Tiered Storage
Use Case
One significant use case in the future is similar to ES log storage, where data in the log scenario is split based on dates. Many of the data are cold data with infrequent queries, requiring a reduction in storage costs for such data. Considering cost-saving:
The pricing of regular cloud disks from various vendors is more expensive than object storage.
In actual online usage of the Doris Cluster, the utilization of regular cloud disks cannot reach 100%.
Cloud disks are not billed on demand, while object storage can be billed on demand.
Using regular cloud disks for high availability requires multiple replicas and replica migration in case of failures. In contrast, storing data on object storage eliminates these issues as it is shared.
Solution
Set the freeze time at the partition level, which indicates how long a partition will be frozen, and define the location of remote storage for storing data after freezing. In the BE (Backend) daemon thread, the table's freeze condition is periodically checked. If a freeze condition is met, the data will be uploaded to object storage compatible with the S3 protocol and HDFS.
Cold-hot tiering supports all Doris functionalities and only moves some data to object storage to save costs without sacrificing functionality. Therefore, it has the following characteristics:
Cold data is stored on object storage, and users do not need to worry about data consistency and security.
Flexible freeze strategy, where the cold remote storage property can be applied to both table and partition levels.
Users can query data without worrying about data distribution. If the data is not local, it will be pulled from the object storage and cached locally in the BE (Backend).
Replica clone optimization. If the stored data is on object storage, there is no need to fetch the stored data locally during replica cloning.
Remote object space recycling. If a table or partition is deleted or if space waste occurs during the cold-hot tiering process due to exceptional situations, a recycler thread will periodically recycle the space, saving storage resources.
Cache optimization, caching accessed cold data locally in the BE to achieve query performance similar to non-cold-hot tiering.
BE thread pool optimization, distinguishing between data sources from local and object storage to prevent delays in reading objects from impacting query performance.
Usage of Storage Policy
The storage policy is the entry point for using the cold-hot tiering feature.

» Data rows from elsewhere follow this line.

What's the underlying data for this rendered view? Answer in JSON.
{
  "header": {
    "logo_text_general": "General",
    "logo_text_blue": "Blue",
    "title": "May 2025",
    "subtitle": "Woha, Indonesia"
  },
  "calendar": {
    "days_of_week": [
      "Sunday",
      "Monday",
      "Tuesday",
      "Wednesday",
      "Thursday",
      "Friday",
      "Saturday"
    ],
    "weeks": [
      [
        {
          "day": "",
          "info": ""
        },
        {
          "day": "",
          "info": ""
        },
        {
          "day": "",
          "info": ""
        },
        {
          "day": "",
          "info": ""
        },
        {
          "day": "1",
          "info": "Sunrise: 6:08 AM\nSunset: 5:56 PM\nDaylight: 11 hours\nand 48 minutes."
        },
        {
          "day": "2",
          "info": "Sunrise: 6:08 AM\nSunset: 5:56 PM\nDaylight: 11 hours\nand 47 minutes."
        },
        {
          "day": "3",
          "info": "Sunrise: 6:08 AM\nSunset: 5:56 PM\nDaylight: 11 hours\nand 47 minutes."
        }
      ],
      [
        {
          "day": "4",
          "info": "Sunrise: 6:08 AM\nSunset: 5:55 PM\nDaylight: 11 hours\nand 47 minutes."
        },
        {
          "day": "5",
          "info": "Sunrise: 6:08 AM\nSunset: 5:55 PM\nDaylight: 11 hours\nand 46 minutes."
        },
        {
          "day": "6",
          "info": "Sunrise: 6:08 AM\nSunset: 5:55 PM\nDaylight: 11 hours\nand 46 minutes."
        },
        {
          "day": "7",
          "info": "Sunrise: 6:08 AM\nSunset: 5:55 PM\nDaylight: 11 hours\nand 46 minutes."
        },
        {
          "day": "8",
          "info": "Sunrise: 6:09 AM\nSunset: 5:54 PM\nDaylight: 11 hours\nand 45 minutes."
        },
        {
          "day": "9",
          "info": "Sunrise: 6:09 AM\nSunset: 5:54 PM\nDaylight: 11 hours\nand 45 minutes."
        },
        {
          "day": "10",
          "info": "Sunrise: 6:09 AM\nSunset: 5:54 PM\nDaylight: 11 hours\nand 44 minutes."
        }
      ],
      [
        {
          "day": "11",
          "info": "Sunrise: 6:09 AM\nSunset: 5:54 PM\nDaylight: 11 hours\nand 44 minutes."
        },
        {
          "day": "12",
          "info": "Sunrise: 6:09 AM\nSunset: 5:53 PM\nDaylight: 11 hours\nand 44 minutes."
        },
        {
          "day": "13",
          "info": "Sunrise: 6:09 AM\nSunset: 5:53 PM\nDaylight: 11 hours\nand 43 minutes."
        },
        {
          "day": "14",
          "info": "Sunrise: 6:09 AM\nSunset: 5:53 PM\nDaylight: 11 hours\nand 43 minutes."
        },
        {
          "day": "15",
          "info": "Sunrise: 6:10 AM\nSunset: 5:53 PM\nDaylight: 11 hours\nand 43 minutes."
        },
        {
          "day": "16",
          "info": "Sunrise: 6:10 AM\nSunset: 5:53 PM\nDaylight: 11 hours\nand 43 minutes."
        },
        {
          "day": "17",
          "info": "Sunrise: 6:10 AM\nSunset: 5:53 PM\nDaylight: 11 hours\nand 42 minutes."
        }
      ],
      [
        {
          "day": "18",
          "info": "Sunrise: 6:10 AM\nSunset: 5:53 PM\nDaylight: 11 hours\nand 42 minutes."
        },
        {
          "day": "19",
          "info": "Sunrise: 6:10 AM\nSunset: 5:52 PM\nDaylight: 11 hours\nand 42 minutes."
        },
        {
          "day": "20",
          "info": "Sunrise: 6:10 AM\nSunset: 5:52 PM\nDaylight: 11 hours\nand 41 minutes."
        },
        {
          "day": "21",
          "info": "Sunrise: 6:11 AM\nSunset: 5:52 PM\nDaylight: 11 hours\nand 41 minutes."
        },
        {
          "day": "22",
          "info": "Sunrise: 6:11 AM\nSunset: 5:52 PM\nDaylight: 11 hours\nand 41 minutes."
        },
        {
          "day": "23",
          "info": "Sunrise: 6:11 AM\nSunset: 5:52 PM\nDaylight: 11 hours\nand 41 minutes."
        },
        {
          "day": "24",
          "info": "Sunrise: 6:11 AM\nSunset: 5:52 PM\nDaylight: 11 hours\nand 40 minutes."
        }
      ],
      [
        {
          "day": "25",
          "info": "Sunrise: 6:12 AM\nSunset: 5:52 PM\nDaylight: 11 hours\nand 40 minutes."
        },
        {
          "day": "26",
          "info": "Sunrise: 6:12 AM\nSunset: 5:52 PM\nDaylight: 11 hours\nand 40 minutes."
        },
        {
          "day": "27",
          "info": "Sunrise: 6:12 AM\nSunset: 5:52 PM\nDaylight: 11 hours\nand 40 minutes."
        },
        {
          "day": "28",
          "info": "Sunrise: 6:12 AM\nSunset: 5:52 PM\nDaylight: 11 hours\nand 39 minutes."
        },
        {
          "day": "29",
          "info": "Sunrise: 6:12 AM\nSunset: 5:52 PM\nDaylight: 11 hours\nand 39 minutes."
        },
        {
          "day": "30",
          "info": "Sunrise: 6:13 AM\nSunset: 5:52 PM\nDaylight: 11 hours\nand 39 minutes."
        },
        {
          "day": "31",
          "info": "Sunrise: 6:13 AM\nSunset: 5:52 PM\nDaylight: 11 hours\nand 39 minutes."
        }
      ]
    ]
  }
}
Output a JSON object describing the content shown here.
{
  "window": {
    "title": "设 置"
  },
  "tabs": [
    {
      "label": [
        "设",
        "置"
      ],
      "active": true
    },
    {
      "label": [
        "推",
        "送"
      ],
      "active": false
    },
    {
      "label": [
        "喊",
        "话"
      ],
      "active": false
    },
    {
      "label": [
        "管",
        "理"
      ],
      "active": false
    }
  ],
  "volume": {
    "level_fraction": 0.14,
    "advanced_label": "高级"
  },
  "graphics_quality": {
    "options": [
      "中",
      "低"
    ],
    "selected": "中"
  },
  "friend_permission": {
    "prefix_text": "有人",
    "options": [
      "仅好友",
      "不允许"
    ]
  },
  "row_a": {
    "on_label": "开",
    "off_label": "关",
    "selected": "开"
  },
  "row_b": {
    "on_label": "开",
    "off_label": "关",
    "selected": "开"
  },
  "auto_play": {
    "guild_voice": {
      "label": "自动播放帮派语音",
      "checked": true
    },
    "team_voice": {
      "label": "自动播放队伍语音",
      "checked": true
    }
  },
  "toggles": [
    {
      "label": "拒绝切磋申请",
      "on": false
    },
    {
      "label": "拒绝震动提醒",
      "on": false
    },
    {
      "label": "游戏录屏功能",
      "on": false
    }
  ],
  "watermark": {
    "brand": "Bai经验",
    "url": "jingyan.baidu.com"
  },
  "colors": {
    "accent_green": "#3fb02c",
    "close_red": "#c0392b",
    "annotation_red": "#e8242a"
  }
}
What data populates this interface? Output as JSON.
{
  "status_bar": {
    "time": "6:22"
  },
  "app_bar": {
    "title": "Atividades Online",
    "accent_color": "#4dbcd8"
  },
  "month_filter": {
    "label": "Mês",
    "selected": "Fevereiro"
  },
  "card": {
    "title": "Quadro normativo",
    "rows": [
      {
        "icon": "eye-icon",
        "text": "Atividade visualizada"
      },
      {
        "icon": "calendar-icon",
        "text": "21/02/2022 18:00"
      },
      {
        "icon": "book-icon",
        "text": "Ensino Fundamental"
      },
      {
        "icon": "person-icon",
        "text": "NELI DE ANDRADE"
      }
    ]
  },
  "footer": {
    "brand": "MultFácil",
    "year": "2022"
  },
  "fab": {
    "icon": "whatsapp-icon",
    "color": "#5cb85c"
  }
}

Users only need to associate the storage policy with a table or partition during table creation or when using Doris.
When creating an S3 resource, a remote S3 connection validation is performed to ensure the correct creation of the resource.
Here is an example of creating an S3 resource:
CREATE RESOURCE "remote_s3"
PROPERTIES
(
"type" = "s3",
"s3.endpoint" = "bj.s3.com",
"s3.region" = "bj",
"s3.bucket" = "test-bucket",
"s3.root.path" = "path/to/root",
"s3.access_key" = "bbb",
"s3.secret_key" = "aaaa",
"s3.connection.maximum" = "50",
"s3.connection.request.timeout" = "3000",
"s3.connection.timeout" = "1000"
);
CREATE STORAGE POLICY test_policy
PROPERTIES(
"storage_resource" = "remote_s3",
"cooldown_ttl" = "1d"
);
CREATE TABLE IF NOT EXISTS create_table_use_created_policy
(
k1 BIGINT,
k2 LARGEINT,
v1 VARCHAR(2048)
)
UNIQUE KEY(k1)
DISTRIBUTED BY HASH (k1) BUCKETS 3
PROPERTIES(
"storage_policy" = "test_policy"
);
And here is an example of creating an HDFS resource:
CREATE RESOURCE "remote_hdfs" PROPERTIES (
"type"="hdfs",
"fs.defaultFS"="fs_host:default_fs_port",
"hadoop.username"="hive",
"hadoop.password"="hive",
"dfs.nameservices" = "my_ha",
"dfs.ha.namenodes.my_ha" = "my_namenode1, my_namenode2",
"dfs.namenode.rpc-address.my_ha.my_namenode1" = "nn1_host:rpc_port",
"dfs.namenode.rpc-address.my_ha.my_namenode2" = "nn2_host:rpc_port",
"dfs.client.failover.proxy.provider.my_ha" = "org.apache.hadoop.hdfs.server.namenode.ha.ConfiguredFailoverProxyProvider"
);
CREATE STORAGE POLICY test_policy PROPERTIES (
"storage_resource" = "remote_hdfs",
"cooldown_ttl" = "300"
)
CREATE TABLE IF NOT EXISTS create_table_use_created_policy (
k1 BIGINT,
k2 LARGEINTv1 VARCHAR(2048)
)
UNIQUE KEY(k1)
DISTRIBUTED BY HASH (k1) BUCKETS 3
PROPERTIES(
"storage_policy" = "test_policy"
);
Associate a storage policy with an existing table by using the following command:
ALTER TABLE create_table_not_have_policy SET ("storage_policy" = "test_policy");
Associate a storage policy with an existing partition by using the following command:
ALTER TABLE create_table_partition MODIFY PARTITION (*) SET ("storage_policy" = "test_policy");
If you specify different storage policies for the entire table and some partitions during table creation, the storage policy set for the partitions will be ignored, and all partitions of the table will use the table's storage policy. If you want a specific partition to have a different storage policy than the others, you can use the method mentioned above to modify the association for that specific partition.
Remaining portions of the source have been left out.